Choć w poście nie padło pytanie, co kobietem powinna zrobić z "mężem nieudacznikiem", który lubi swoją nisko opłacaną pracę, internauci szybko dali jej do zrozumienia, że problemem nie jest jej mąż.
Zdaniem większości internautów, najlepszym rozwiązaniem sytuacji byłoby, gdyby kobieta sama znalazła pracę. Niektórzy nie szczędzili gorzkich słów, nazywając ją "pasożytem". Głos zabrała również nauczycielka, która przyznała, że nawet gdyby mąż autorki zaczął udzielać korepetycji, o co ona zabiega, nie podreperowałoby to zbyt znacząco domowego budżetu.
Założycielka wątku zabrała w głos w dyskusji i przyznała, że według niej to mąż ma obowiązek utrzymywać rodzinę, nie ona.
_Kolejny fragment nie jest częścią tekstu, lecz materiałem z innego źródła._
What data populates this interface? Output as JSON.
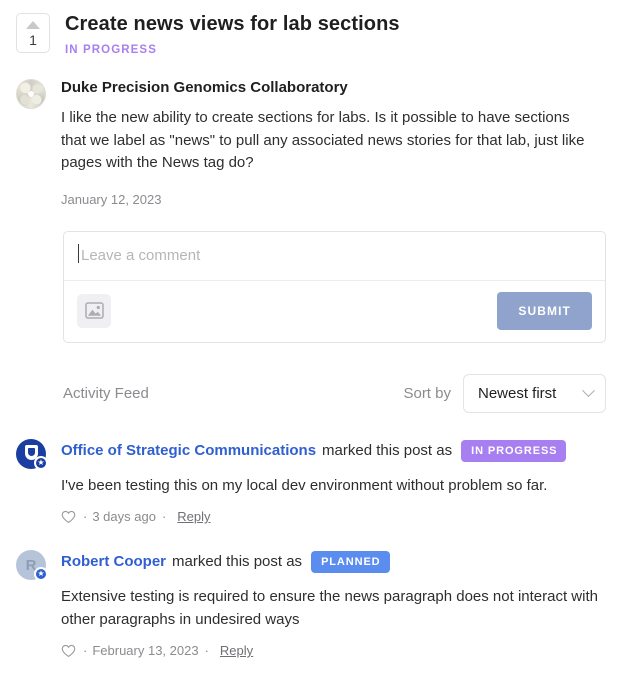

Jest również przekonana, że gdyby miała iść na 8 godzin do pracy, a obowiązki domowe spadłyby na męża, on sprzeciwiłby się takiemu układowi. Choć obecnie dzielą się zadaniami, a mąż chętnie zajmuje się córką, boli ją, że tyle czasu poświęca uczniom, przygotowywaniu się do lekcji i prowadzeniu zajęć dodatkowych.
"No tak. Facet zrobił swoje (dziecko), facet może odejść. Człowiek z pasją, a ty go gnoisz? Sama idź do lepszej pracy. Dlaczego to on musi więcej zarobić? Równouprawnienie jest. A małą naucz, że nie pieniądze są ważne w życiu" – czytamy w komentarzach.
Pojawiło się jednak kilka głosów sugerujących, że być może powinna postraszyć męża rozwodem, a być może wtedy by się zreflektował i pomyślał o zmianie stanowiska lub poszukaniu dodatkowego zajęcia.
– Jeśli groźba go nie przekona, to rzeczywiście się z nim rozwiedź i znajdź sobie jakiegoś prawdziwego faceta – grzmi jeden z forumowiczów.
Kilku internautów podało w wątpliwość, czy opisana historia jest autentyczna. Nawet gdyby autorka nieco by podkoloryzowała lub post byłby jedynie prowokacją, podobnych przypadków jest więcej. W końcu wiele kobiet ma żal do swoich partnerów, że nie zarabiają tyle, ile "powinni", a one same żyją w przekonaniu, że to obowiązkiem mężczyzny jest zapewnić kobiecie byt.